Cyber security is a threat to the P&U sector, as it is for other sectors, but probably more so for the P&U sector given the imperative that the ‘lights must be kept on’. The latest EY Global Information Security Survey[1] reveals that only 65% of organizations believe they have cyber insurance that meets their needs. Two recent significant legal actions indicate that as cyber threats and their associated risks increase, even the remaining 35% of organizations may not be adequately covered by insurance. The first relates to a lawsuit claiming $100 million in damages that was filed in the U.S. State of Illinois, alleging wrongful denial of insurance coverage. The complainant, a victim of the NotPetya attack[2], claimed the business was covered by a property insurance policy (not cyber insurance, specifically)[3].  The second relates to a court in California that recently approved a $29 million settlement in a data-breach-related derivative lawsuit filed against the board of directors and senior executives of a company that suffered several data breaches. Shareholders can use derivative lawsuits to act on behalf of the company against its directors and officers to redress harm done to the company. The allegations in the complaint included a breach of fiduciary duties, failure to implement safety mechanisms to prevent attacks, and failure to investigate and remediate breaches after they occurred.

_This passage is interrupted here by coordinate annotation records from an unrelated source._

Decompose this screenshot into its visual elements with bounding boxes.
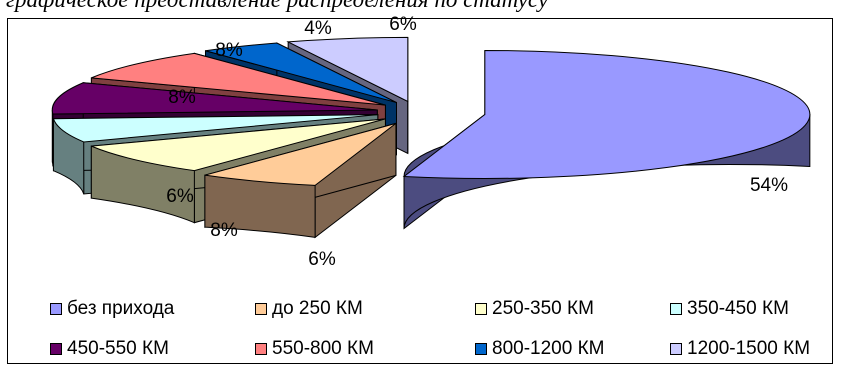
legend-item-5: 550-800 КМ (255, 329, 475, 369)
legend-item-7: 1200-1500 КМ (670, 329, 810, 369)
legend-label-6: 800-1200 КМ (492, 338, 605, 359)
legend-label-5: 550-800 КМ (272, 338, 374, 359)
legend-label-2: 250-350 КМ (492, 298, 594, 319)
data-label-5: 8% (215, 40, 243, 61)
legend-swatch-5 (255, 343, 267, 355)
data-label-0: 54% (750, 175, 788, 196)
data-label-2: 8% (210, 220, 238, 241)
legend-label-4: 450-550 КМ (67, 338, 169, 359)
legend-row-2: 450-550 КМ 550-800 КМ 800-1200 КМ 1200-1… (50, 329, 830, 369)
legend-item-3: 350-450 КМ (670, 289, 789, 329)
legend-item-1: до 250 КМ (255, 289, 475, 329)
legend-item-2: 250-350 КМ (475, 289, 670, 329)
legend-swatch-6 (475, 343, 487, 355)
data-label-7: 6% (389, 14, 417, 35)
data-label-3: 6% (166, 186, 194, 207)
legend-swatch-4 (50, 343, 62, 355)
legend-swatch-2 (475, 303, 487, 315)
legend-swatch-0 (50, 303, 62, 315)
legend-item-4: 450-550 КМ (50, 329, 255, 369)
legend-item-0: без прихода (50, 289, 255, 329)
data-label-6: 4% (304, 18, 332, 39)
pie-slice-1 (204, 122, 397, 239)
legend-swatch-7 (670, 343, 682, 355)
chart-legend: без прихода до 250 КМ 250-350 КМ 350-450… (50, 289, 830, 369)
data-label-1: 6% (308, 249, 336, 270)
chart-caption: графическое представление распределения … (0, 0, 845, 13)
legend-swatch-1 (255, 303, 267, 315)
legend-label-7: 1200-1500 КМ (687, 338, 811, 359)
legend-item-6: 800-1200 КМ (475, 329, 670, 369)
legend-label-0: без прихода (67, 298, 175, 319)
legend-row-1: без прихода до 250 КМ 250-350 КМ 350-450… (50, 289, 830, 329)
legend-label-1: до 250 КМ (272, 298, 363, 319)
legend-swatch-3 (670, 303, 682, 315)
data-label-4: 8% (168, 87, 196, 108)
legend-label-3: 350-450 КМ (687, 298, 789, 319)
pie-slice-0 (402, 49, 811, 230)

The two cases raise a number of questions about cyber insurance. In brief, securing cyber insurance does not mean investing less in processes and controls that will lead to better cyber hygiene. Digitization and connectivity have increased exposure to cyber risk; as a result, cyber insurance premiums are also increasing. Active cooperation between the insurer and the insured to strengthen cybersecurity practices could lead to lower premiums, broader coverage and less exclusions. This would benefit both the insured and insurer as the former can benefit from lower fees and increased coverage and the latter would face lower claims.

III. EU rules

The EU adopted in June a number of laws intended to make the EU electricity market fit for the challenges of clean energy transition – better connected, better protected against black-outs, better able to integrate renewable energy, more market-based and more consumer-oriented.[4] These new EU rules will adapt current EU market rules by

  • allowing electricity to move freely throughout the EU energy market through cross-border trade, more competition and better regional cooperation;
  • enabling more flexibility to accommodate an increasing share of renewable energy in the electricity grid;
  • fostering more market-based investments in the sector, while decarbonizing the EU energy system;
  • introducing a new emissions limit for power plants eligible to receive subsidies; and
  • improving planning to anticipate and respond to electricity market crisis situations, including through cross-border cooperation.

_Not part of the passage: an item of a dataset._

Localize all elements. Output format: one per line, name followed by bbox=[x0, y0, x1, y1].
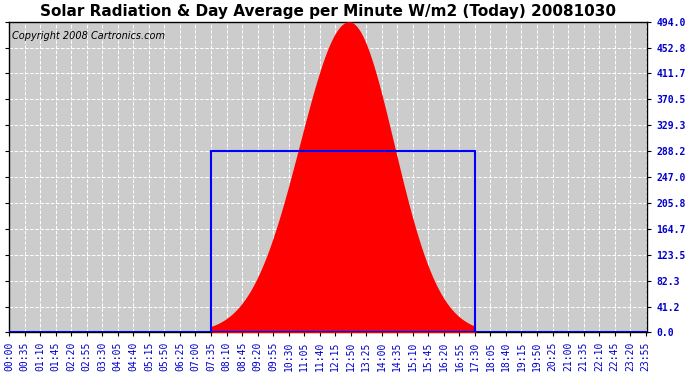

For the first time, consumers will have the right to request a smart meter and a dynamic price contract that allows them to be rewarded for shifting consumption to times when energy is widely available and cheap.

These changes will have a significant impact on the dynamics of the customer relationship. The new rules will apply from 1 January 2020 so there is only six months for companies to ensure they are prepared for the required changes, including in particular changes to their contractual provisions.





[1]     The EY Global Information Security Survey (2018–19) is available at https://www.ey.com/Publication/vwLUAssets/ey-global-information-security-survey-2018-19/$FILE/ey-global-information-security-survey-2018-19.pdf.

[2]     In June 2017, a global cyber attack called Petya (also known as Petrwrap, NotPetya, Petna and GoldenEye) impacted organizations across a wide range of sectors, including financial services, power and utilities, media, telecom, life sciences, transportation and government agencies. It was speculated to be a nation-state cyber attack.

[3]     Usually commercial general liability and property insurance policies exclude cyber risks, which has led to cybersecurity insurance as a different line of coverage.

[4]     The new electricity Directive and Regulation, replace Electricity Directive (2009/72/EC) and the Electricity Regulation (EC/714/2009).